Generative AI Reference Architecture#

With NVIDIA NIM microservices, teams can experiment with backgrounds, visuals, and 3D assets to create visual content using Generative AI. This Reference Architecture diagram illustrates an example of a development workflow for this purpose.

Workflow Diagram#

In this sample workflow diagram, the user leverages a web-based front end that sends prompts to search for, query, and generate brand-approved assets, and visualize an environment.

This workflow is powered by an Omniverse Kit Application, streamed through the Omniverse App Streaming API, which generates real-time updates and photorealistic rendering of the USD scene. User prompts are processed through the Kit Application using USD NIM microservices like USD Code, USD Search, and NVIDIA Edify to create assets using Python code, fetch assets from a USD Database, generate 3D assets using text prompts, and create backgrounds.

Diagram of the parts of the Generative AI Reference Architecture diagram

Diagram of the parts of the Generative AI Reference Architecture diagram#

Exploring the Sample Workflow#

Web-Based Front End#

This is the part of the application that users interact with directly. It encompasses everything users visually experience on their screens, and how they digest the product.

NVIDIA Omniverse™ Cloud#

NVIDIA Omniverse Cloud is a platform-as-a-service designed for developers and enterprises. It provides a full-stack cloud environment to create, develop, deploy, and manage industrial metaverse applications. Omniverse Cloud is fully managed by NVIDIA.

Agent#

This interacts with your Kit-based application and data. The agent puts your USD data in the database and pulls from it when necessary for a query or for addition to your scene.

Brand-Approved Assets#

Brand-approved assets are design elements, content, or materials that align with a company’s brand guidelines and have received official approval for use. These assets ensure consistent branding across different channels, including marketing materials, websites, and product packaging.

USD Database#

This database is the repository for all USD assets for users – meshes, materials, textures, etc. It includes both assets created by traditional 3D workflows as well as assets created by Gen AI. This is the source for USD Search queries.

USD Search NIM#

USD Search is an NVIDIA NIM microservice enabling developers, creators, and workflow specialists to take advantage of AI-powered search for OpenUSD data, 3D models, images, and assets using text or image-based inputs.

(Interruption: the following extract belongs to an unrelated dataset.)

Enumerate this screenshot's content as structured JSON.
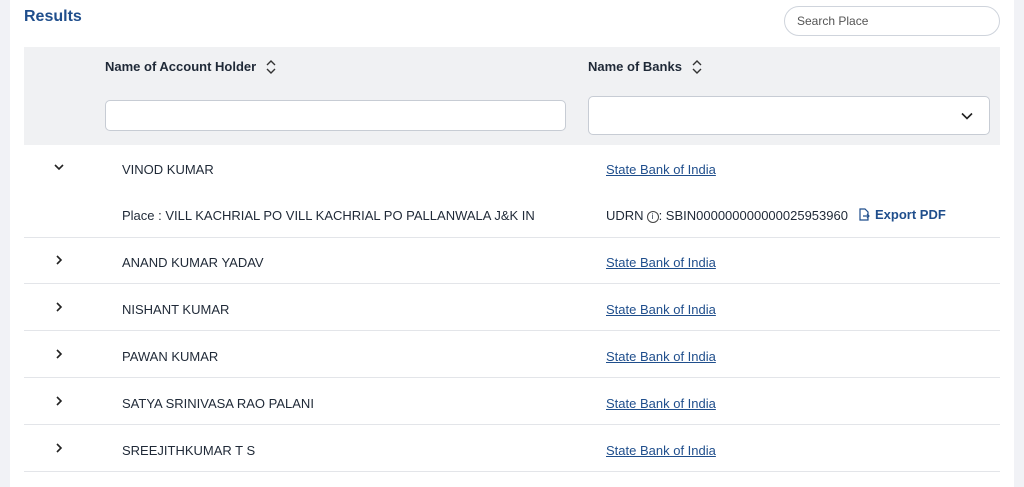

By combining a collection of cloud-native microservices, USD Search is capable of searching and indexing 3D asset databases, searching in-scene, and performing spatial searches, without requiring any manual tagging of assets.

USD Code NIM#

USD Code is an NVIDIA NIM microservice and Large Language Model (LLM) capable of answering OpenUSD knowledge questions and generating Python USD code in response to text prompts, packaged as a NIM microservice.

USD Code enables developers to learn and develop with OpenUSD more productively in existing 3D development workflows.

3D Asset Generator#

Leveraging the Edify NIM to train a 3D Asset Generator enables rapid deployment of a model that can create 3D assets from text or image prompt. APIs powered by NVIDIA Edify enable developers to integrate 3D asset generators into their workflows.

Edify.Getty#

Edify.Getty is a model built by Getty Images on NVIDIA Edify. It creates images with realistic aesthetics, ideal for workflows like editing scenes or creating backgrounds. It receives a prompt condition and outputs a background image based on this condition.